The season of mellow fruitfulness again swings round, the sun grows yellow, and the sky, when blue, is sharp and clear.
The blue haze we see in summer skies has blown away. In deserts, the heat fades out the blue. Blue is the colour of cold, and cold skies are blue skies. I like the sharpness of autumn vistas; I think many people do.
Much depends on location, of course. A winter view in Donegal when the ground is hard and dusted in frost and the trees decked in icicles may be quite different from the outlook on the same day on a West Cork lane with withered leaves hanging like black rags on bushes, and mud underfoot. Things sparkle in frost, and ice twinkles like live stars in winter sunlight. So, give me the hard winter, the hard ground, and a heavy jacket or a feisty walk to combat the cold, and I’m as happy in winter as at any other
season of the year.
On most recent days, the sun shines on and off and when it does the clear, sharp views are lovely. But then the clouds come drifting across the sky and, next thing, we’re sheltering under a bush with a shower battering the leaves above our heads and hopping off the road beyond our toecaps.
Nature draws a dark cape over all, and there’s nothing to do but stare at the gloom, waiting for the ‘Hey presto!’ moment when the cowl is drawn back and the landscape is floodlit before our eyes, beams a hundred acres wide sweeping across the fields, dyeing them green as it travels, and the world is an entirely different place than it was ten minutes before, and the clouds race past the sun.
It’s no wonder our progenitors
believed in the gods. Emerging from under the bush, you’d all but believe in them yourself, despite the scientific explanations. Miracles are manifest in the whole event — a cloud made of water sucked up from the sea was blown by a wind that arose from the spinning of the rock we live on around a big, hot coal suspended in mid sky.
As the cloud moved, it passed before the big, hot coal and shielded our part of the rock from its heat and light but, upon reaching a certain altitude (the cloud highway?), it discharged its water, irrigated the fortunate land beneath and let the light spill across it and the glow heat it, and the skulkers beneath the bush set off once more at full stride across the radiant land.
They are indeed miracles, the
elements first created and then scheduled to be, by turn, benevolent, as in Ireland, or malevolent, as in the unfortunate Caribbean Islands, homes of some of the poorest humans on Earth who, along with the citizens of other ‘no-account’ nations (Sudan, Somalia, Bangladesh, etc, etc) suffer the results of the selfishness and shortsightedness personified by Donald Trump, who believes that withdrawal of the US from the Paris Agreement to control environmental abuse will make America richer rather than poorer.
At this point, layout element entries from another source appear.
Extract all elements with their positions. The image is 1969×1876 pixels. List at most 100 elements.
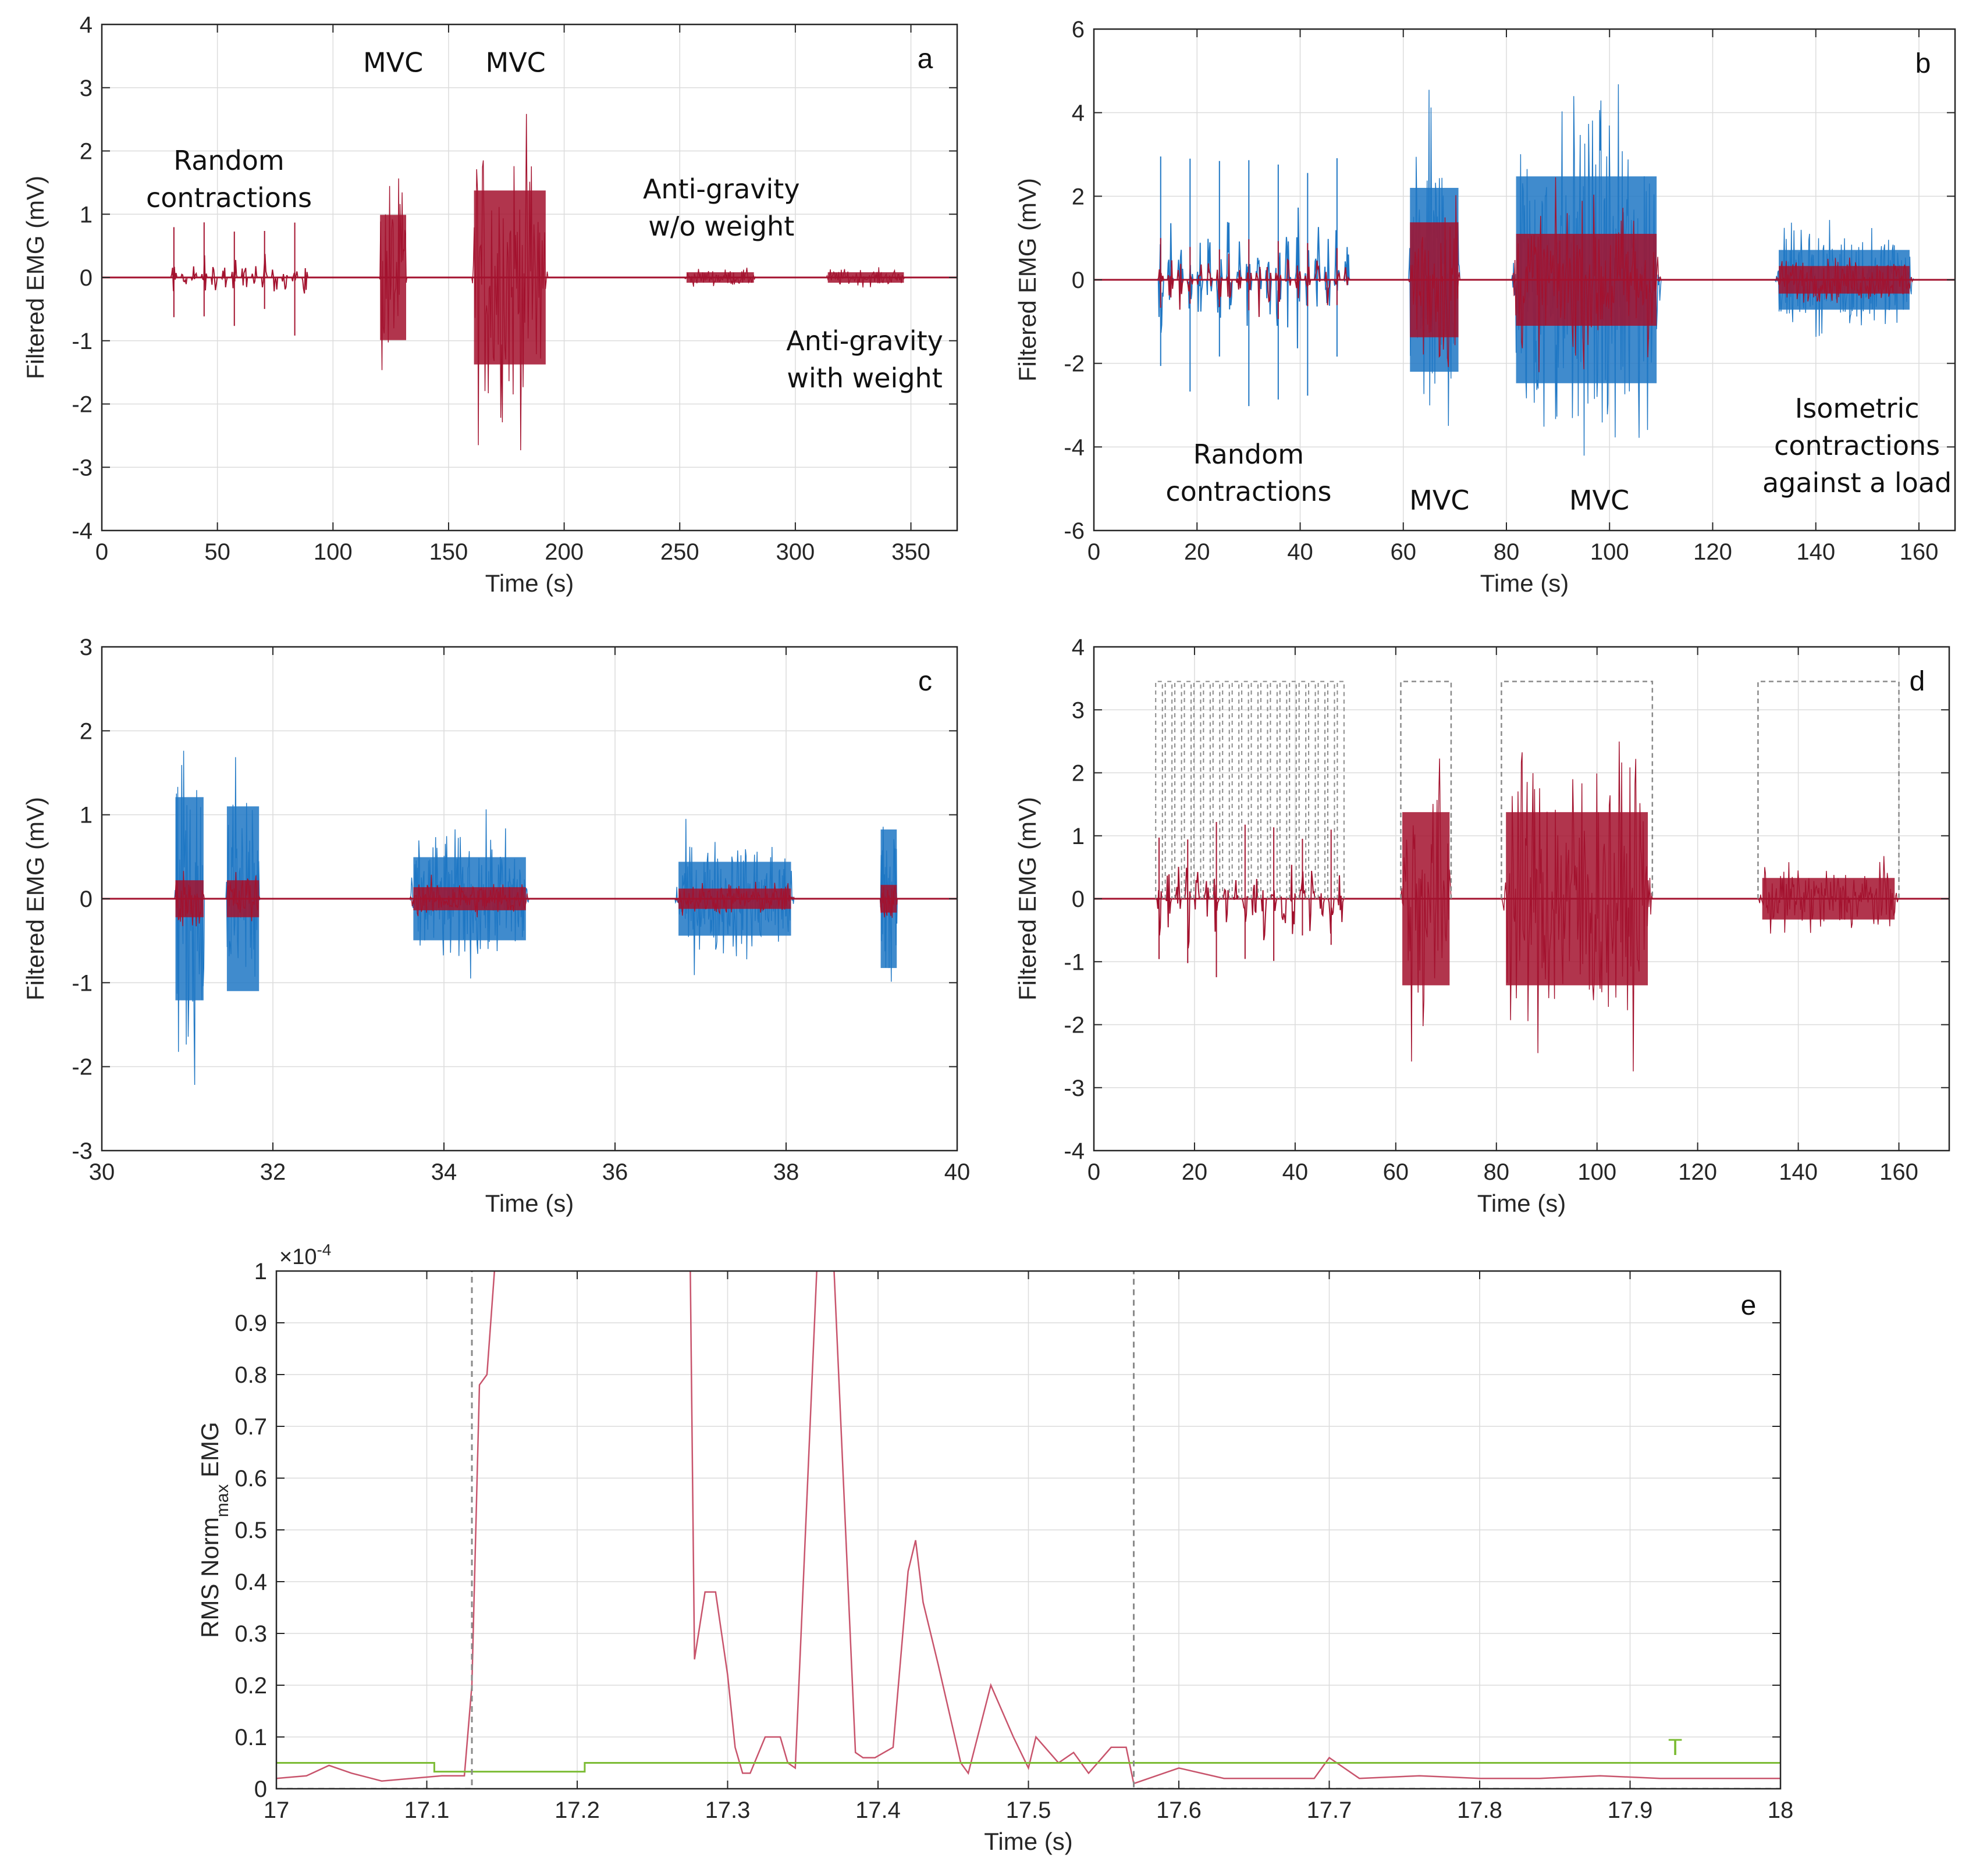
emg-envelope bbox=[686, 272, 754, 283]
x-tick-label: 160 bbox=[1879, 1159, 1918, 1185]
emg-trace bbox=[1343, 267, 1350, 286]
y-tick-label: 0 bbox=[1072, 268, 1085, 293]
annotation-line: w/o weight bbox=[648, 211, 794, 242]
x-tick-label: 60 bbox=[1390, 539, 1416, 565]
x-tick-label: 17.5 bbox=[1006, 1797, 1051, 1823]
annotation-2: MVC bbox=[363, 47, 423, 79]
y-tick-label: 0 bbox=[80, 887, 93, 912]
onset-window bbox=[1222, 681, 1230, 899]
annotation-1: Random contractions bbox=[1165, 439, 1331, 507]
y-tick-label: 0.6 bbox=[234, 1466, 267, 1491]
onset-window bbox=[1317, 681, 1326, 899]
y-tick-label: 1 bbox=[80, 202, 93, 227]
annotation-line: contractions bbox=[1165, 476, 1331, 507]
emg-trace bbox=[1225, 254, 1233, 298]
onset-window bbox=[1337, 681, 1345, 899]
annotation-3: MVC bbox=[486, 47, 546, 79]
x-tick-label: 100 bbox=[1577, 1159, 1616, 1185]
y-tick-label: 2 bbox=[80, 139, 93, 165]
emg-trace bbox=[1264, 261, 1272, 315]
y-tick-label: 3 bbox=[80, 635, 93, 660]
x-tick-label: 60 bbox=[1383, 1159, 1409, 1185]
threshold-label: T bbox=[1668, 1735, 1682, 1760]
x-tick-label: 20 bbox=[1182, 1159, 1208, 1185]
panel-d: 0 20 40 60 80 100 120 140 160 -4 -3 -2 -1 0 1 2 3 4 Time (… bbox=[1014, 635, 1950, 1217]
onset-window bbox=[1270, 681, 1278, 899]
onset-window bbox=[1260, 681, 1268, 899]
emg-trace bbox=[271, 269, 279, 291]
x-tick-label: 50 bbox=[204, 539, 230, 565]
y-tick-label: -1 bbox=[72, 970, 93, 996]
y-tick-label: -4 bbox=[1064, 435, 1085, 460]
x-tick-label: 17.9 bbox=[1608, 1797, 1653, 1823]
emg-envelope bbox=[474, 190, 546, 365]
y-tick-label: 3 bbox=[80, 76, 93, 101]
annotation-line: MVC bbox=[1569, 485, 1629, 516]
emg-trace bbox=[1308, 871, 1316, 931]
panel-label: a bbox=[918, 44, 933, 74]
onset-window bbox=[1203, 681, 1211, 899]
burst-2 bbox=[379, 178, 408, 371]
y-tick-label: 1 bbox=[80, 803, 93, 828]
emg-trace bbox=[1265, 266, 1272, 303]
x-tick-label: 140 bbox=[1779, 1159, 1818, 1185]
y-tick-label: 6 bbox=[1072, 17, 1085, 42]
panel-c: 30 32 34 36 38 40 -3 -2 -1 0 1 2 3 Time (s) Filtered E… bbox=[22, 635, 970, 1217]
emg-trace bbox=[1196, 243, 1204, 312]
onset-window bbox=[1164, 681, 1173, 899]
emg-trace bbox=[1314, 260, 1321, 282]
annotation-line: Isometric bbox=[1795, 393, 1920, 424]
x-tick-label: 80 bbox=[1484, 1159, 1510, 1185]
y-tick-label: 0.8 bbox=[234, 1362, 267, 1388]
x-tick-label: 34 bbox=[431, 1159, 457, 1185]
annotation-line: contractions bbox=[1774, 430, 1940, 461]
onset-window bbox=[1212, 681, 1221, 899]
emg-trace bbox=[1196, 264, 1203, 285]
x-tick-label: 17.1 bbox=[404, 1797, 450, 1823]
annotation-4: Anti-gravity w/o weight bbox=[643, 173, 800, 242]
y-tick-label: 0.2 bbox=[234, 1673, 267, 1699]
x-tick-label: 17.2 bbox=[555, 1797, 600, 1823]
annotation-3: MVC bbox=[1569, 485, 1629, 516]
y-tick-label: -2 bbox=[72, 1055, 93, 1080]
y-tick-label: 0 bbox=[254, 1777, 267, 1802]
onset-window bbox=[1757, 681, 1900, 899]
annotation-4: Isometric contractions against a load bbox=[1762, 393, 1952, 499]
onset-window bbox=[1298, 681, 1307, 899]
x-tick-label: 36 bbox=[602, 1159, 628, 1185]
x-tick-label: 30 bbox=[89, 1159, 115, 1185]
y-tick-label: -2 bbox=[72, 392, 93, 418]
x-tick-label: 120 bbox=[1693, 539, 1732, 565]
burst-1 bbox=[174, 871, 205, 927]
emg-trace bbox=[221, 268, 228, 288]
x-tick-label: 150 bbox=[429, 539, 468, 565]
x-axis-label: Time (s) bbox=[1477, 1190, 1566, 1217]
y-exponent: ×10-4 bbox=[279, 1241, 331, 1270]
x-tick-label: 80 bbox=[1494, 539, 1520, 565]
burst-4 bbox=[1757, 856, 1899, 934]
x-tick-label: 38 bbox=[773, 1159, 799, 1185]
y-tick-label: -2 bbox=[1064, 1013, 1085, 1038]
y-tick-label: -2 bbox=[1064, 351, 1085, 377]
emg-envelope bbox=[413, 887, 526, 910]
onset-window bbox=[1155, 681, 1163, 899]
y-tick-label: 0 bbox=[80, 265, 93, 291]
burst-1 bbox=[1156, 821, 1345, 977]
x-tick-label: 18 bbox=[1768, 1797, 1794, 1823]
x-axis-label: Time (s) bbox=[984, 1828, 1072, 1855]
emg-trace bbox=[1232, 880, 1239, 900]
panel-label: d bbox=[1910, 666, 1925, 697]
y-tick-label: -3 bbox=[1064, 1076, 1085, 1101]
y-tick-label: 2 bbox=[1072, 761, 1085, 786]
y-tick-label: 0.3 bbox=[234, 1621, 267, 1647]
emg-trace bbox=[1206, 263, 1213, 287]
x-tick-label: 17.7 bbox=[1307, 1797, 1352, 1823]
x-tick-label: 200 bbox=[545, 539, 584, 565]
y-tick-label: 0.7 bbox=[234, 1414, 267, 1440]
x-tick-label: 0 bbox=[95, 539, 108, 565]
emg-envelope bbox=[175, 880, 204, 917]
annotation-line: MVC bbox=[1409, 485, 1469, 516]
annotation-5: Anti-gravity with weight bbox=[786, 325, 943, 394]
emg-trace bbox=[1165, 874, 1172, 928]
He’s got it fatally wrong there, if
the latest procession of hurricanes is anything to go by. Nature has had,
unfortunately, the last, hollow laugh as his country is devastated with storms intensifying in regularity and ferocity year on year.
On aggregate, nature proves more benevolent than malevolent; otherwise, we, who were apes, would not have survived to become the planet’s apex species. Its benevolence was grudging — in the deserts, marginal lands and ice-caps, it still is — but such conditions, notably Ethiopia’s Rift
Valley, bred a species of humanoid
sufficiently hardened, innovative and resourceful to go out and colonise the Earth.
The Aboriginal people of Australia learnt to hear and harvest witchetty grubs three feet beneath the waterless Great Sandy Desert; the pre-Eskimo Dorset People lived in animal-skin tents in darkness and Arctic ice-storms six months a year; Polynesians sailed thousands of miles on rafts, living from the sea, and surviving its shoals and hurricanes.
Humans are, indeed, an extraordinary life-form, but without the benevolence of nature, flathúil or grudging, we could not be here.
Now, on these autumn days, the roadside hedgerows that survive are larders of wild crab apples in their
autumn glory, blackberries, wild plums, sloes and haws, elder berries and rowan berries, rose hips and hazel nuts. Having escaped the reach of those county councils that unmercifully, often unnecessarily — and habitually out of season — massacre the wild trees, they are a perennial bounty which we must either respect and value or slowly but surely destroy for ever.